Impact Strength of Austenitic Stainless-Steel Welds at −320 F—Effects of Composition, Ferrite Content, and Heat-Treatment

[+] Author and Article Information
F. W. Bennett, C. P. Dillon

Union Carbide Corporation, Chemicals Division, Research and Development Department, South Charleston, W. Va.

J. Basic Eng 88(1), 33-36 (Mar 01, 1966) (4 pages) doi:10.1115/1.3645837 History: Received July 06, 1965; Online November 03, 2011


A statistical evaluation has been made of the effect of weld rod composition, ferrite content, and heat-treatment upon the impact strength of certain austenitic stainless-steel welds in 304 stainless-steel plate at −320 F. The data indicate that suitable and approximately equivalent properties are obtained with 310 stainless-steel rod in the as-welded condition, type 308 stainless-steel rod in the as-welded condition (ferrite less than 6 percent), and 308L stainless-steel rod either as-welded or stress-relieved at 1750 F (ferrite less than 9 percent).
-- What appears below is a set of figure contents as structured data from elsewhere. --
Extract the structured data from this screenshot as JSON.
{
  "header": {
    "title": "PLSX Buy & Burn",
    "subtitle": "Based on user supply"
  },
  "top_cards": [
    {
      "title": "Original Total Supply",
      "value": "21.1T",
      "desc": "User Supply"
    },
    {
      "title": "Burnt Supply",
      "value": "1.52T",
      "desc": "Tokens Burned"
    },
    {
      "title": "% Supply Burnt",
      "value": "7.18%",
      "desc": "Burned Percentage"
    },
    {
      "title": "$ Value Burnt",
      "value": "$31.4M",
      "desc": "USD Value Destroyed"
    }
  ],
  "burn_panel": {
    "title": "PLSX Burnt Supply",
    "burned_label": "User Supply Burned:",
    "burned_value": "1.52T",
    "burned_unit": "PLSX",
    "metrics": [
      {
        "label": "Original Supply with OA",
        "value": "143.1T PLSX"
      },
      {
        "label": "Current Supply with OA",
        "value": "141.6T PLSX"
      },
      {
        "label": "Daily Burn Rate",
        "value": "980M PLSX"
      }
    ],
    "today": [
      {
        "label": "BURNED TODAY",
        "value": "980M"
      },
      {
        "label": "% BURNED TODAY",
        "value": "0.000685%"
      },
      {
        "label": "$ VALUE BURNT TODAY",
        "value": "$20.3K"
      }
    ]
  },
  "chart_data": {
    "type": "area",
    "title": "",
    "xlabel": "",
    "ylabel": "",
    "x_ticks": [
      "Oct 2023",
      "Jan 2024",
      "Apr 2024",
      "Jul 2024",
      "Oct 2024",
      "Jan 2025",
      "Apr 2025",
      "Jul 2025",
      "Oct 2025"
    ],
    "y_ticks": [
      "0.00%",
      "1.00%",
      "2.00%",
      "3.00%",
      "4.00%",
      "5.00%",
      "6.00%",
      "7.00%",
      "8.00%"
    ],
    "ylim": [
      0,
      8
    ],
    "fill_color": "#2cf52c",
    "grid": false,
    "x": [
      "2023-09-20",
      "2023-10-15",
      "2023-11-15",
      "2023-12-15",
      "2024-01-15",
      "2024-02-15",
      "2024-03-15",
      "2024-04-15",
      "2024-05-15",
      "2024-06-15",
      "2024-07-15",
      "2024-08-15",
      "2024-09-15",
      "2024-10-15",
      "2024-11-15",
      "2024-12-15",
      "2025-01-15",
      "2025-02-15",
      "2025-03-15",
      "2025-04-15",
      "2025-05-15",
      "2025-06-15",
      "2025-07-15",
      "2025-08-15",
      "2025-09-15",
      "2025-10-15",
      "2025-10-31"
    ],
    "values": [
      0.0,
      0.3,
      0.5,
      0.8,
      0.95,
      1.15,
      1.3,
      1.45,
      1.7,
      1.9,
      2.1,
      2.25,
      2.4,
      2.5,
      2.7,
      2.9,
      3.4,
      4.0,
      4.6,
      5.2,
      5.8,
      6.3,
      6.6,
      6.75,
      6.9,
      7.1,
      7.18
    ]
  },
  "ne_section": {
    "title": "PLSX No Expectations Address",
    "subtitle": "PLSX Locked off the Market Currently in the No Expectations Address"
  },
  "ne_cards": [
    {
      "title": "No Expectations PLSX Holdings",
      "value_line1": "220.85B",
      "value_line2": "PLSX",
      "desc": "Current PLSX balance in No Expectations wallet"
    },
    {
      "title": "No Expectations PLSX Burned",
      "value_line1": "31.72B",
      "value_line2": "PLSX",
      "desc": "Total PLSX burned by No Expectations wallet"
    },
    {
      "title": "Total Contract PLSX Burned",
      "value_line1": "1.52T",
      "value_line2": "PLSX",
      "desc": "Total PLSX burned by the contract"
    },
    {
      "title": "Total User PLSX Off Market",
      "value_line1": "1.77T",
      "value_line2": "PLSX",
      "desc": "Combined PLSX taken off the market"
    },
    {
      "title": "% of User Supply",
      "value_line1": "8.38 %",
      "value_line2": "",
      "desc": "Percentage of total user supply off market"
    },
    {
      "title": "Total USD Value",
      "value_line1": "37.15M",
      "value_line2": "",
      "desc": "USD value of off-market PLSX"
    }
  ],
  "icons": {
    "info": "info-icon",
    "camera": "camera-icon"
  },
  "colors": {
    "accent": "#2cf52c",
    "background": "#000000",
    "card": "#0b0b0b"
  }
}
The impact resistance of 310 stainless steel is adversely affected by stress relief, apparently due to carbide precipitation in this alloy. The 308 and 308L stainless-steel rods are both adversely affected by a stress relief at 1550 F, indicative of sigma formation. The carbon content in 308 stainless-steel rods apparently is not a major factor, as indicated by the lack of adverse effects with a 1750 F stress relief, from which the rate of cooling through the sensitizing range of 800 to 1500 F is identical with that in the 1500 F stress relief. The basic practical conclusion to be drawn from these data is that regular carbon 304 stainless steel welded with 308L stainless-steel rod can be used in cryogenic applications, and that the decision as to whether to stress relieve or not may be left to the mechanical engineer, subject only to the stipulation of a minimum stress-relieving temperature of 1750 F.